Fester Bestandteil des Anzuges ist eine Fuhrmannspeitsche oder eine Ratsche.

Ab 1992 gefertigte Masken und Anzüge haben bis zu deren Ableben „Bestandsschutz ". Alte Anzüge und Masken (vor 1980) sollten vom Besitzer im Original erhalten und restauriert werden. Die zu den Anzügen gehörigen Masken „Hummel" oder „Hörnerbock" sind aus Holz geschnitzt und werden nachfolgend beschrieben.

Maskenbeschreibung „ Hummel"

Die Konturen sind dem menschlichen Gesicht nachempfunden. Die Maske ist schwarz grundiert. Die Augenbrauen und der wuchtige, nach oben gezogene Schnurrbart werden beide im gleichen Farbton, entweder gelb oder rötlichem braun, abgesetzt. Die Augäpfel sind weiß und werden von blutroten Augenlidern eingerahmt. Der Mund ist leicht geöffnet und gibt den Blick auf zwei dichte, weiße Zahnreihen frei. Er wird von nach unten gezogenen Lippen eingerahmt. Diese sind ebenfalls blutrot (wie die Augenlider). Die Unterlippe ist wuchtiger als die Oberlippe (welche aufgrund des Schnauzbartes relativ zierlich ausfällt). Dadurch, dass sie leicht nach außen gestülpt ist, wird der furchteinflößende, „fletschende " Gesichtsausdruck erreicht. Backen und Nasenspitze werden durch leichte Rötungen ebenfalls farblich hervorgehoben. Die Maske sollte möglichst fein nachgeschliffen sein, wobei die Schnittspuren nicht gänzlich überschliffen werden müssen.

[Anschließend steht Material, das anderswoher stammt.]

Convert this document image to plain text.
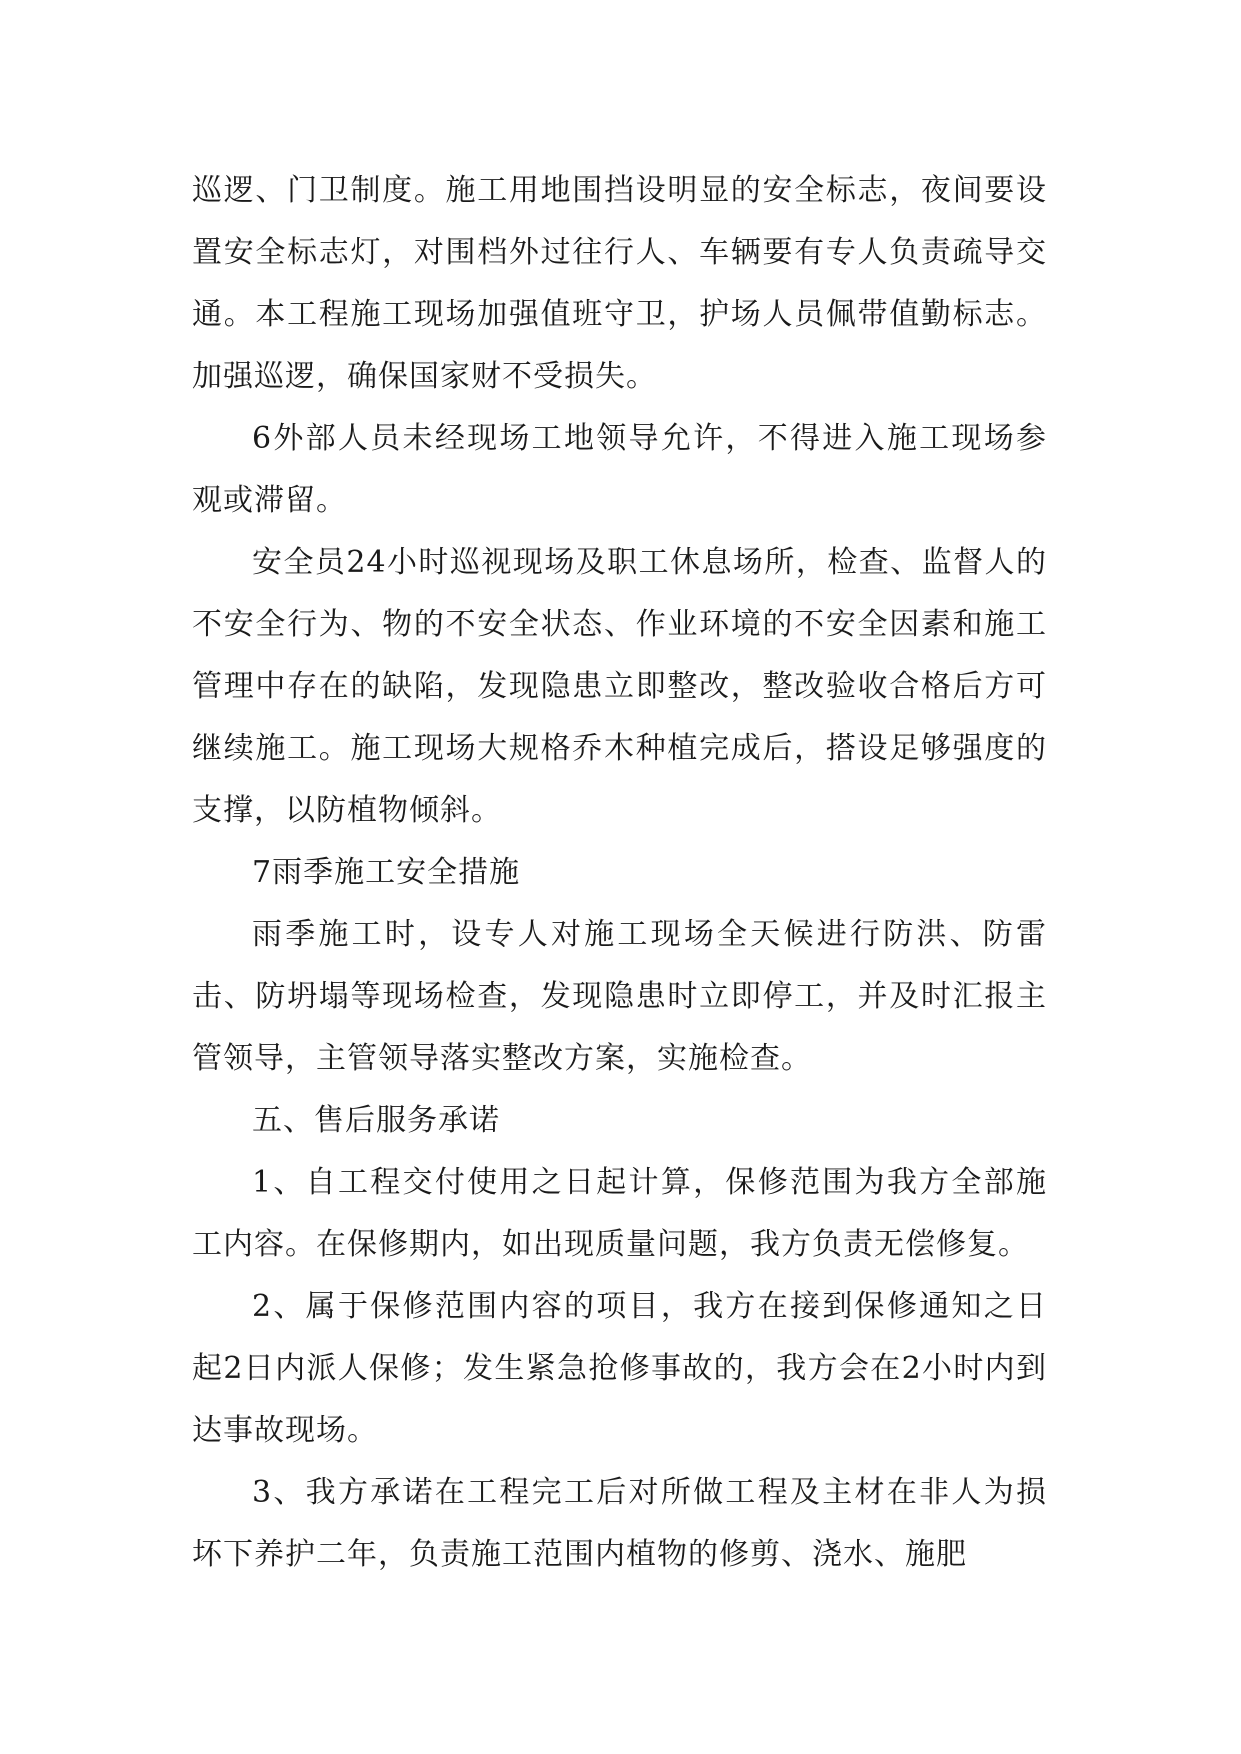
巡逻、门卫制度。施工用地围挡设明显的安全标志，夜间要设置安全标志灯，对围档外过往行人、车辆要有专人负责疏导交通。本工程施工现场加强值班守卫，护场人员佩带值勤标志。加强巡逻，确保国家财不受损失。

6外部人员未经现场工地领导允许，不得进入施工现场参观或滞留。

安全员24小时巡视现场及职工休息场所，检查、监督人的不安全行为、物的不安全状态、作业环境的不安全因素和施工管理中存在的缺陷，发现隐患立即整改，整改验收合格后方可继续施工。施工现场大规格乔木种植完成后，搭设足够强度的支撑，以防植物倾斜。

7雨季施工安全措施

雨季施工时，设专人对施工现场全天候进行防洪、防雷击、防坍塌等现场检查，发现隐患时立即停工，并及时汇报主管领导，主管领导落实整改方案，实施检查。

五、售后服务承诺

1、自工程交付使用之日起计算，保修范围为我方全部施工内容。在保修期内，如出现质量问题，我方负责无偿修复。

2、属于保修范围内容的项目，我方在接到保修通知之日起2日内派人保修；发生紧急抢修事故的，我方会在2小时内到达事故现场。

3、我方承诺在工程完工后对所做工程及主材在非人为损坏下养护二年，负责施工范围内植物的修剪、浇水、施肥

Maskenbeschreibung „ Hörnerbock"

Die Konturen sind dem menschlichen Gesicht nachempfunden, wobei die Nase und die Maske erheblich wuchtiger und breiter ausfallen als beim Hummel. Die Grundfarbe des Hörnerbocks liegt zwischen hellem braunbeige und rosa. Augenbrauen und Vollbart sind schwarz abgesetzt. Bei der noch vorhandenen „ Urmaske" des Hörnerbocks ist der Schnauzbart wie beim Hummel gearbeitet, der übrige Vollbart jedoch im Gegensatz zu den jüngeren Masken nur aufgemalt. Die Augäpfel sind weiß und werden von blutroten Augenlidern eingerahmt. Der Mund ist leicht geöffnet und gibt den Blick auf zwei dichte, weiße Zahnreihen frei. Er wird von nach unten gezogenen Lippen eingerahmt. Diese sind ebenfalls blutrot (wie die Augenlider). Auf der Stirn trägt der Hörnerbock zwei geschnitzte, kleine runde schwarze und nach hinten gebogene Hörnchen oder Ziegenhörnchen von max. 10 cm Gesamtlänge, welche ihm sein diabolisches Aussehen verleihen. Die Unterlippe ist wuchtiger als die Oberlippe (welche aufgrund des Schnauzbartes relativ zierlich ausfällt). Dadurch, dass sie leicht nach außen gestülpt ist, wird der furchteinflößende, „fletschende" Gesichtsausdruck erreicht. Stärker als beim Hummel kommen die farblich durch leichte Rötungen hervorgehobenen Backen und Nasenspitze zur Geltung. Die Maske sollte möglichst fein nachgeschliffen sein, wobei die Schnittspuren nicht gänzlich überschliffen werden müssen.